Here’s a brief description of the story from Wikipedia:

“‘Berenice’ is a short horror story by Edgar Allan Poe, first published in the Southern Literary Messenger in 1835. The story follows a man named Egaeus who is preparing to marry his cousin Berenice. He has a tendency to fall into periods of intense focus during which he seems to separate himself from the outside world. Berenice begins to deteriorate from an unnamed disease until the only part of her remaining healthy is her teeth, which become the object of Egaeus’ obsession.”

Now, I didn’t post the full description of the story above, because it contains spoilers for the creepiest, crawliest parts of the narrative, the parts that didn’t jive with readers when Poe first published it.
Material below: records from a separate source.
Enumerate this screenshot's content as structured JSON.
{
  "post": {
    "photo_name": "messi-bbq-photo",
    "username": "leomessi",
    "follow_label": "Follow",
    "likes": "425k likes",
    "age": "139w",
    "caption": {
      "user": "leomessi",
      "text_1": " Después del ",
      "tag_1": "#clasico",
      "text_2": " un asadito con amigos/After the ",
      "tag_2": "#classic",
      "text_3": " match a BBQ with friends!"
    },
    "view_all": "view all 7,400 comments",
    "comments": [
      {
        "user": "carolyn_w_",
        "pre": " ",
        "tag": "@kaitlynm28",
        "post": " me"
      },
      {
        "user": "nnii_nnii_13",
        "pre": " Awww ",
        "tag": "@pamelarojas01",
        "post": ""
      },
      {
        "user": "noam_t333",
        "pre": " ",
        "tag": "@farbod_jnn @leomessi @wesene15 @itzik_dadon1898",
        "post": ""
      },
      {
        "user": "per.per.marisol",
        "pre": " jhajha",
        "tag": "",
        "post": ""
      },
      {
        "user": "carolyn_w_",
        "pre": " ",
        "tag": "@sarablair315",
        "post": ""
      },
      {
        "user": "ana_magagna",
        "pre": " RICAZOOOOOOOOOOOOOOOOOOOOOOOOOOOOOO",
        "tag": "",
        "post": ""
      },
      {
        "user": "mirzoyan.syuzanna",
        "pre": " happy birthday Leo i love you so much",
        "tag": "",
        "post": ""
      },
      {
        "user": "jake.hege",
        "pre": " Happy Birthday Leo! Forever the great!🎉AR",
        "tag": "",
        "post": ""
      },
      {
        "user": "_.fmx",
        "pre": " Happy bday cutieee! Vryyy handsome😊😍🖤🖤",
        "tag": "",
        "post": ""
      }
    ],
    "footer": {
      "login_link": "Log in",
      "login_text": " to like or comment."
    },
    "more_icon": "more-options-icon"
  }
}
That’s right, folks complained that Poe had gone too far with this particular story. Because of mass public upset, Poe ultimately decided to self-censor the work to make it more palatable to polite society.

So, I’d found a story that had a conclusion so horrific it was censored? Yep, I decided that was the story I wanted to resurrect and give new life.

And it was the right choice, because “My Love, In Pieces,” which you can read in Quoth the Raven (out today!) is one of the scariest stories I’ve ever written.

Here’s a little taste:

“I wasn’t ready to see you like that, broken and bandaged and so very ashen. Your skin, once the color of fresh cream, was the color of dirty snow. Your face was swollen and bruised, a misshapen fruit, thanks to the airbags. Your leg was broken in two places, but it had been reset and shrouded in plaster. The doctor said one of your lungs collapsed and you had a concussion. Your injuries were many. Thus, the medically induced coma. They had you on painkillers and steroids and other medications that had so many syllables, I wondered if the doctor was making them up for my benefit.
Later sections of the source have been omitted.